By majority, Shareholders also decided:

  • The exoneration of the members of the Board of Directors and the Statutory Auditors of any liability, for the fiscal year 2017, pursuant to article 35 of C.L.2190/1920.
  • The appointment of the Audit Firm "PRICEWATERHOUSECOOPERS S.A." for the statutory audit of the Financial Statements of OTE S.A. (Consolidated and Separate), in accordance with the International Financial Reporting Standards, for the fiscal year 2018.
  • The remuneration, compensation and expenses of the members of the Board of Directors and its Committees for the fiscal year 2017 and determination thereof for the fiscal year 2018.
  • The continuation, for the time period starting from 31.12.2018 until 31.12.2019, of the insurance coverage of the members of the Board of Directors and Officers of OTE S.A. and its affiliated companies, against any liabilities incurred in the exercise of their competences, duties and powers.
  • The amendment of article 2 (Object) of the Company's Articles of Incorporation.
  • The granting of a permission for the Executive Director B.U.COSMOTE TV, Mr. Dimitris Michalakis, pursuant to article 23 par. 1 of C.L. 2190/1920 and article 14 of the Company's Articles of Incorporation in order, on certain conditions, to participate, with remuneration, as a non-executive Board member in the Board of Directors of Saudi Telecoms subsidiary company “Intigral”, based in Riyadh, Saudi Arabia.

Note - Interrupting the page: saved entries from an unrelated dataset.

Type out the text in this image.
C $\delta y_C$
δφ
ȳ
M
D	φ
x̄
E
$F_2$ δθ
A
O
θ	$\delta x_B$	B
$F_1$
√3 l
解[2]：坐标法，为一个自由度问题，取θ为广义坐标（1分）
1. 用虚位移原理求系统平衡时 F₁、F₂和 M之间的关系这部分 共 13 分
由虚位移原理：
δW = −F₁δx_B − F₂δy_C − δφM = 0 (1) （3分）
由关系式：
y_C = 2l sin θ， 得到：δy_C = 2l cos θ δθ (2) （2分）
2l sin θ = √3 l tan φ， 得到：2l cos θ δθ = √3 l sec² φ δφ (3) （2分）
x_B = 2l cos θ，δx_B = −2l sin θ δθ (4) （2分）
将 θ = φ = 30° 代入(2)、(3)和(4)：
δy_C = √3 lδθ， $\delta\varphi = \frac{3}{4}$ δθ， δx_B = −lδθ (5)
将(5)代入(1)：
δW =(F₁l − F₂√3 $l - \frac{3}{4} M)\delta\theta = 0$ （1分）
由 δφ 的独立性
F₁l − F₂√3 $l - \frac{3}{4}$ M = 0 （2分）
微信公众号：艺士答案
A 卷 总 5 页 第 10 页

In addition, due to expiration of the current Board term of office, a ten-member Board of Directors was elected for a three-year term, in accordance with the provisions of the Law and the Company's Articles of Incorporation, consisting of Michael Tsamaz, Panagiotis Tambourlos, Charalambos Mazarakis, Srinivasan Gopalan, Robert Hauber, Michael Wilkens, Kyra Orth, Andreas Psathas, Ioannis Floros and Panagiotis Skevofylax. The members Panagiotis Tabourlos and Andreas Psathas were appointed as independent members.

Following the conclusion of the Ordinary General Meeting of Shareholders, ΟΤΕ's Board of Directors was formed into a body corporate, pursuant to the article 9 par.1, 2 & 3 of the Company's Articles of Incorporation as follows:

  • Mr. Michael Tsamaz, Chairman and CEO, Εxecutive member
  • Mr. Panagiotis Tabourlos, Vice-Chairman, Independent Non-executive member
  • Mr. Charalampos Mazarakis, Executive member
  • Mr. Srinivasan Gopalan, Non-executive member
  • Dr. Robert Hauber, Non-executive member
  • Mr. Michael Wilkens, Non-executive member
  • Mrs. Kyra Orth, Non-executive member
  • Mr. Andreas Psathas, Independent Non-executive member
  • Mr. Ioannis Floros, Non-executive member
  • Mr. Panagiotis Skevofylax, Non-executive member

In the composition of the Board of Directors participating for the first time Mrs. Kyra Orth and Messers Michael Wilkens and Ioannis Floros.

(1) Given that own shares do not receive dividend, the total amount of the dividend per share that will be paid out, will be increased by taking into account the amount of the dividend corresponding to the own shares held by the Company at ex-dividend date.